The Sacramento Area Bicycle Advocates (SABA) is a nonprofit bicycle advocacy organization serving the Sacramento, California area. SABA was formed in 1991, and was incorporated as a 501(c)(3) nonprofit organization in 2003. SABA has more than 1,400 members in the counties served by the Sacramento Area Council of Governments, the local Metropolitan Planning Organization. Membership is concentrated in Sacramento County. SABA has a chapter in the city of Folsom.

== Accomplishments ==
SABA has a long record of accomplishment in getting bike facilities built and bicycling considered in policies and planning.
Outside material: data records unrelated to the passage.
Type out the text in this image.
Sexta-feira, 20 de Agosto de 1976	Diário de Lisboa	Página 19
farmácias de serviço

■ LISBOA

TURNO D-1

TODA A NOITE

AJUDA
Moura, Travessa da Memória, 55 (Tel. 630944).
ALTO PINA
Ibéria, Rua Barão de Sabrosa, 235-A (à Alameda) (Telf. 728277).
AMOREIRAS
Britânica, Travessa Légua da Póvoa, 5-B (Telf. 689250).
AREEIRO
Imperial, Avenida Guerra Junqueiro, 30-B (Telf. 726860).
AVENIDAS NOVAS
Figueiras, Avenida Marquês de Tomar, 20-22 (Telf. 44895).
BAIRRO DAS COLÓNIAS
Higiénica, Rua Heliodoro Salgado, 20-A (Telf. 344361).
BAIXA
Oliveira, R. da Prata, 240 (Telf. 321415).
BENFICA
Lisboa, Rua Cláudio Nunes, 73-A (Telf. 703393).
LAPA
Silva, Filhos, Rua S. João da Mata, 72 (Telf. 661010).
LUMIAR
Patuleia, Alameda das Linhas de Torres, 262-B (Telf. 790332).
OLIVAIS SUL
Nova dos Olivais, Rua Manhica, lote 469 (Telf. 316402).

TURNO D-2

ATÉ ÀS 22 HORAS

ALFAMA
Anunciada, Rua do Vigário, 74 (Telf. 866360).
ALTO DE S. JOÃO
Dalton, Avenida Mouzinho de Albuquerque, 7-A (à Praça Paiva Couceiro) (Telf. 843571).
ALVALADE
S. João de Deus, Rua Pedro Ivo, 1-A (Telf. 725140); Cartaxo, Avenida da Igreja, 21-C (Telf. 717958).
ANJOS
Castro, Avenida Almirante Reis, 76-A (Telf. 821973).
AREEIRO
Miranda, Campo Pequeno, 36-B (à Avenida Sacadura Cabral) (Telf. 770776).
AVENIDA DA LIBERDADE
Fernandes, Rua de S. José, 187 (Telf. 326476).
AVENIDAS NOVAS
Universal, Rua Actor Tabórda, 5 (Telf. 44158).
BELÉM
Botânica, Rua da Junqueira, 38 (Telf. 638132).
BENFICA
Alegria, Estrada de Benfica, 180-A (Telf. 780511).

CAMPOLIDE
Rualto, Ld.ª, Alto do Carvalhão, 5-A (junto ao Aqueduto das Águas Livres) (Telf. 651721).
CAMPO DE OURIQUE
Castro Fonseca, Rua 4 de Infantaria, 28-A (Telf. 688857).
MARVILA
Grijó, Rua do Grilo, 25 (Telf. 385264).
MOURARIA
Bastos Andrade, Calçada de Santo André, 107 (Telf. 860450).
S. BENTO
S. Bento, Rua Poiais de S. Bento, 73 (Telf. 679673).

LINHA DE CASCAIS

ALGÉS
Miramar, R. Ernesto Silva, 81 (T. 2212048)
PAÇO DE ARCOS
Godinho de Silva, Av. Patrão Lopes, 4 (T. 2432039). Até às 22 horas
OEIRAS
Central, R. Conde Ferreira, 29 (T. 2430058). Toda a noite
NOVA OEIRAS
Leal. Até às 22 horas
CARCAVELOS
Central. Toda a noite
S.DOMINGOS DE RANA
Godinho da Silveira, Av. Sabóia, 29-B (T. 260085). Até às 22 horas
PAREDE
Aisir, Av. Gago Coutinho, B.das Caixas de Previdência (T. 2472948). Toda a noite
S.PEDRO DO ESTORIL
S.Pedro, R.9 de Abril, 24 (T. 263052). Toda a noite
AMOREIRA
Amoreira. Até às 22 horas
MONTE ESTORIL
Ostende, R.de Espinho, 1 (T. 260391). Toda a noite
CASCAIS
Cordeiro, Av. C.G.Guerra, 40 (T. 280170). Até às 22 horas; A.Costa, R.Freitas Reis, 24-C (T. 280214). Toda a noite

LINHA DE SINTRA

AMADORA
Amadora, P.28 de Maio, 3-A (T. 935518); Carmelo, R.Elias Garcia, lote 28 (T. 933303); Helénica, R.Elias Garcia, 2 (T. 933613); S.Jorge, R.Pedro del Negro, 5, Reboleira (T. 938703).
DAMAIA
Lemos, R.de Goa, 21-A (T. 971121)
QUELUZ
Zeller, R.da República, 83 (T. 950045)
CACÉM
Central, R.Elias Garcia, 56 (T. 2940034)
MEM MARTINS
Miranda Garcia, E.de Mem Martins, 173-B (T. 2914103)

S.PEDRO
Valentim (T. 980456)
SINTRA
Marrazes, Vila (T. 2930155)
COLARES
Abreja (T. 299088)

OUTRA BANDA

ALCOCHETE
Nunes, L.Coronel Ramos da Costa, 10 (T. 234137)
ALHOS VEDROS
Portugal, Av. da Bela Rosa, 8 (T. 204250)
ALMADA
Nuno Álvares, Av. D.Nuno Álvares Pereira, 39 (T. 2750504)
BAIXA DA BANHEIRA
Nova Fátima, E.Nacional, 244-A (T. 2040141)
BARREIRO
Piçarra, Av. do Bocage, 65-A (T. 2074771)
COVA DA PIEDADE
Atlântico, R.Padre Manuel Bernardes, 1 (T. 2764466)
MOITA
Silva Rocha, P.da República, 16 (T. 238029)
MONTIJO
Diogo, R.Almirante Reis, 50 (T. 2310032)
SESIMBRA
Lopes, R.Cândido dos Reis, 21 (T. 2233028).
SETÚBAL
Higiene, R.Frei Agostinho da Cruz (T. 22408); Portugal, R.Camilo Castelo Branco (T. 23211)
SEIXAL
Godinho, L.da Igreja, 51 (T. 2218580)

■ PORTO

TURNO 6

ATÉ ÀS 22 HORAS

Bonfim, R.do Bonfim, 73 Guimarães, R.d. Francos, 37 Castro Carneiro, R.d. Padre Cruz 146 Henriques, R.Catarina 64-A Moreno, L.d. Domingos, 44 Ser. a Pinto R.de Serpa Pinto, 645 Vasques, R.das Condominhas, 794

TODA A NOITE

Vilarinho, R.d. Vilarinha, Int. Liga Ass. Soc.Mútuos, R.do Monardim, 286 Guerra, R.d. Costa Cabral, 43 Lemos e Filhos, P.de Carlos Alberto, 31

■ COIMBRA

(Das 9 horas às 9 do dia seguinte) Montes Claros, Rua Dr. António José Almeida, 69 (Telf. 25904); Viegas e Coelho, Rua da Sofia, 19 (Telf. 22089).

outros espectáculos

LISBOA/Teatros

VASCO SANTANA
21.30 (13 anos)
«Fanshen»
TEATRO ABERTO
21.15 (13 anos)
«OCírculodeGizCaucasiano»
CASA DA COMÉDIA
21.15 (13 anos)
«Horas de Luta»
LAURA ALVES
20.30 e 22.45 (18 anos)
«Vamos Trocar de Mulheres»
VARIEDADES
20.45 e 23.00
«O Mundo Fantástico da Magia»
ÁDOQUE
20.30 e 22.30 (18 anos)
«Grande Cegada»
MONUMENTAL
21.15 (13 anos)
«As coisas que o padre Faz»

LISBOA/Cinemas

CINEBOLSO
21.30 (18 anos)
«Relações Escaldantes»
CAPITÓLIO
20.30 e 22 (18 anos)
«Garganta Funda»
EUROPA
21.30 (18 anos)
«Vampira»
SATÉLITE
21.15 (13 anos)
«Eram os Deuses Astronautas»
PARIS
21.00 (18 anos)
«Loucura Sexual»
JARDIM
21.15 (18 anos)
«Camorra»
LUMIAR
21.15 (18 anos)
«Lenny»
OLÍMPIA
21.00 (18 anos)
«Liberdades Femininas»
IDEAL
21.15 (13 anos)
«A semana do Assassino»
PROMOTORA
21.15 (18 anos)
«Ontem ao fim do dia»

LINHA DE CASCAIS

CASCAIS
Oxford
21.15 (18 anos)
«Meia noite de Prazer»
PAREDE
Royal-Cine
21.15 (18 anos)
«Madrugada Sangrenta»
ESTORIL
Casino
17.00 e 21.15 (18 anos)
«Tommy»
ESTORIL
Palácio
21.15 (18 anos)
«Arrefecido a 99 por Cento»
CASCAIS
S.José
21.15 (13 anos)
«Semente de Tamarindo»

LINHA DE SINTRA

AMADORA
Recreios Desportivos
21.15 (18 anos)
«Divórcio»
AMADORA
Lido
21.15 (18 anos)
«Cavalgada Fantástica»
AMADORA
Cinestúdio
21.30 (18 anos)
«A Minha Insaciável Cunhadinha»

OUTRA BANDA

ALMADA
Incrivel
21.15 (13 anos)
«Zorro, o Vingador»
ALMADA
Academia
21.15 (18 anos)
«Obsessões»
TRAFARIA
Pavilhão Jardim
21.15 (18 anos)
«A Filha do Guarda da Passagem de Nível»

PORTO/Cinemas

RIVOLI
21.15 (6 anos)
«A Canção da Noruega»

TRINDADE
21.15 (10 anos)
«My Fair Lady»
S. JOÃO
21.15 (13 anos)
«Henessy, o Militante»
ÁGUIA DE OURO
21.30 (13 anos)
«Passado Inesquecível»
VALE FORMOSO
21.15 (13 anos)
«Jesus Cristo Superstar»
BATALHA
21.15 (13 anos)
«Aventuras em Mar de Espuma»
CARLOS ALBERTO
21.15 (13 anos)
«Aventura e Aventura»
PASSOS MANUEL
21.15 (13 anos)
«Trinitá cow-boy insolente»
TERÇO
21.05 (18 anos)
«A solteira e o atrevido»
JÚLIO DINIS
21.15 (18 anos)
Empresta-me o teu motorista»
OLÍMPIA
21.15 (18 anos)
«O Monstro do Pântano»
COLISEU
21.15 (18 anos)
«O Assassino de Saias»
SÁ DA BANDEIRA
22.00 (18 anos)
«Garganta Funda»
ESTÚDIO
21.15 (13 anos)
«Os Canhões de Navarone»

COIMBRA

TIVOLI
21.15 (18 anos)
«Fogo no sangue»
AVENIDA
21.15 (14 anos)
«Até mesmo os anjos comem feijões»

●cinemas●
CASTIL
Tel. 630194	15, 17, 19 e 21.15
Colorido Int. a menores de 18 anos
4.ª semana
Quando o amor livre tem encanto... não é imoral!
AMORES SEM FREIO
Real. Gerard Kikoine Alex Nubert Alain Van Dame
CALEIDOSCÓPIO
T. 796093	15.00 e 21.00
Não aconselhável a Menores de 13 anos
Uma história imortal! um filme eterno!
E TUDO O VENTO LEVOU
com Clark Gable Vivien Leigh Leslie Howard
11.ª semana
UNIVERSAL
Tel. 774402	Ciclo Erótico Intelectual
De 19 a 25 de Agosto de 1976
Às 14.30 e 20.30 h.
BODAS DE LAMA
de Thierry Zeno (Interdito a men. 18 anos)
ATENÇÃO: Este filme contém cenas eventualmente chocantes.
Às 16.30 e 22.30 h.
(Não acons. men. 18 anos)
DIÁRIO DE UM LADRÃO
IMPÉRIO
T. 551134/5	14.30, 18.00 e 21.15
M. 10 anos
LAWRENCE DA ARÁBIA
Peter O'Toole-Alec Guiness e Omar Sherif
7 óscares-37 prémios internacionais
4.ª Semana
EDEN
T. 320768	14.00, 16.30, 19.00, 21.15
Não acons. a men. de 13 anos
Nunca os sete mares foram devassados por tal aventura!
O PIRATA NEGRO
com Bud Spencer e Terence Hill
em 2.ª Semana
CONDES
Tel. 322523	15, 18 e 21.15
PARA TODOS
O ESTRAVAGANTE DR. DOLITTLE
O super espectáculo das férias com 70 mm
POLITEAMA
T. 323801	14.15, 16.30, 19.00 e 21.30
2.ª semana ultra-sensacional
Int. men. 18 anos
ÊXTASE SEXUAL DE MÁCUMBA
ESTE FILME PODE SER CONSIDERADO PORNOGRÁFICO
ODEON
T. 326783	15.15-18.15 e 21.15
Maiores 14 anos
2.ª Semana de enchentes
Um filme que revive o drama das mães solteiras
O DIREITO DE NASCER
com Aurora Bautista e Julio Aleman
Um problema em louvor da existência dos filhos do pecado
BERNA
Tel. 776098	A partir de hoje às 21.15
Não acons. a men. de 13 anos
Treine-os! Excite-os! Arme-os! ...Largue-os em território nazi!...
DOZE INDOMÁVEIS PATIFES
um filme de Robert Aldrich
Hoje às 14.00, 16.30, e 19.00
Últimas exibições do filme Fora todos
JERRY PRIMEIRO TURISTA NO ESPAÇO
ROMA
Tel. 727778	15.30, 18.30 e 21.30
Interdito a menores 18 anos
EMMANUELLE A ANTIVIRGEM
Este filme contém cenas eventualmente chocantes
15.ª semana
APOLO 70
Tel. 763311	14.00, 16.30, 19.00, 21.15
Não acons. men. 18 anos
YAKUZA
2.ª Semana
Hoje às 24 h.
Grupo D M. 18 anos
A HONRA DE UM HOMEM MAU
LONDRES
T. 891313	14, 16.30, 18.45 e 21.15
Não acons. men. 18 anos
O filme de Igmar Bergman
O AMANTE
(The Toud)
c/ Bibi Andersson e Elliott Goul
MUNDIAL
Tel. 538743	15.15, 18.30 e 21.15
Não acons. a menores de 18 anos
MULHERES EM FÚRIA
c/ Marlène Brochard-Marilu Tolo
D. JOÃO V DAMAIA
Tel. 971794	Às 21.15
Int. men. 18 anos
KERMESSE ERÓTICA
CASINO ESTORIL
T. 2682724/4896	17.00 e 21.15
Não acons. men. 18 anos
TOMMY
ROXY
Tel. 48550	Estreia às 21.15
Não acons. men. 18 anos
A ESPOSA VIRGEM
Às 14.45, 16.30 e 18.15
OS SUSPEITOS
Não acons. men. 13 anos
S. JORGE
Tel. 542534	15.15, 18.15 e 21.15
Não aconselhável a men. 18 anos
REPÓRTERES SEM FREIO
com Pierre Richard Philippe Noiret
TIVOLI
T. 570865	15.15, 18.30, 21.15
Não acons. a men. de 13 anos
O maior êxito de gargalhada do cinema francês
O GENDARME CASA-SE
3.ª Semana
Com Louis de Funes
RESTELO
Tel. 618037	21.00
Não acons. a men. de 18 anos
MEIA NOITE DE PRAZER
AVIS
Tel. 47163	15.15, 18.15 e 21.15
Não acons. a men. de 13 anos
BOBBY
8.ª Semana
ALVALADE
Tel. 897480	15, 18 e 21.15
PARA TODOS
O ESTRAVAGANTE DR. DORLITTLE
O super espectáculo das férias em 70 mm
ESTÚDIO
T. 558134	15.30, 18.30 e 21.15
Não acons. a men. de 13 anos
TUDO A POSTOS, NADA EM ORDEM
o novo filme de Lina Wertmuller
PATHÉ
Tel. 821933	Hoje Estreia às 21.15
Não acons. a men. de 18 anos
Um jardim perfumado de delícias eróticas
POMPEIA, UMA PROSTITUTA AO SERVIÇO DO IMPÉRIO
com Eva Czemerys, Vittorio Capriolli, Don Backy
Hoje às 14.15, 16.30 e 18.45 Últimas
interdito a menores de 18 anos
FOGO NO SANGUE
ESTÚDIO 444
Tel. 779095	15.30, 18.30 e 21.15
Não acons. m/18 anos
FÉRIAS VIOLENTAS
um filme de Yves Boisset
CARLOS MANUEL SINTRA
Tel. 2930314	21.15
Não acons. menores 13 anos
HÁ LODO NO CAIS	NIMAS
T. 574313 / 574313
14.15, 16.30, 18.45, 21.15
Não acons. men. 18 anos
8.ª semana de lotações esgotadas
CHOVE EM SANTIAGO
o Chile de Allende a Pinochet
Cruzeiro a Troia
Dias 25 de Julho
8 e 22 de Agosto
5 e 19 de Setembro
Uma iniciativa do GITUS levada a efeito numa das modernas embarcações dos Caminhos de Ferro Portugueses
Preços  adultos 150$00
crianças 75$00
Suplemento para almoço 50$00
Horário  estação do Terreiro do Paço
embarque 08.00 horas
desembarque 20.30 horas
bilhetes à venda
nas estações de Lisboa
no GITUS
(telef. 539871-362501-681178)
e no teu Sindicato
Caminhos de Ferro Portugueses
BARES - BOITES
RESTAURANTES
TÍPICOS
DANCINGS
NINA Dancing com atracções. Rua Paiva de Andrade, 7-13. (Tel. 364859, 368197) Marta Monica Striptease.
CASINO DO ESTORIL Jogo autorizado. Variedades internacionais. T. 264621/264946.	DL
Facilities include the Sunrise Corridor Bikeway, Highway 50 overcrossing at Aerojet, Hornet Crossing at California State University, Sacramento, Lake Natoma Trail, Ueda Parkway Trail, Sacramento Northern Bikeway, the Dry Creek Trail, and road diets/reversions of streets back to two-way traffic in midtown Sacramento. SABA has been involved in the Sacramento City/County 2010 Bikeway Master Plan, the City/County Bicycle Advisory Committee, bicycle access to Sacramento Regional Transit buses and light rail, a bicycle access study for the Los Rios Community College system, bicycle funding in the Metropolitan Transportation Plan and a host of other issues.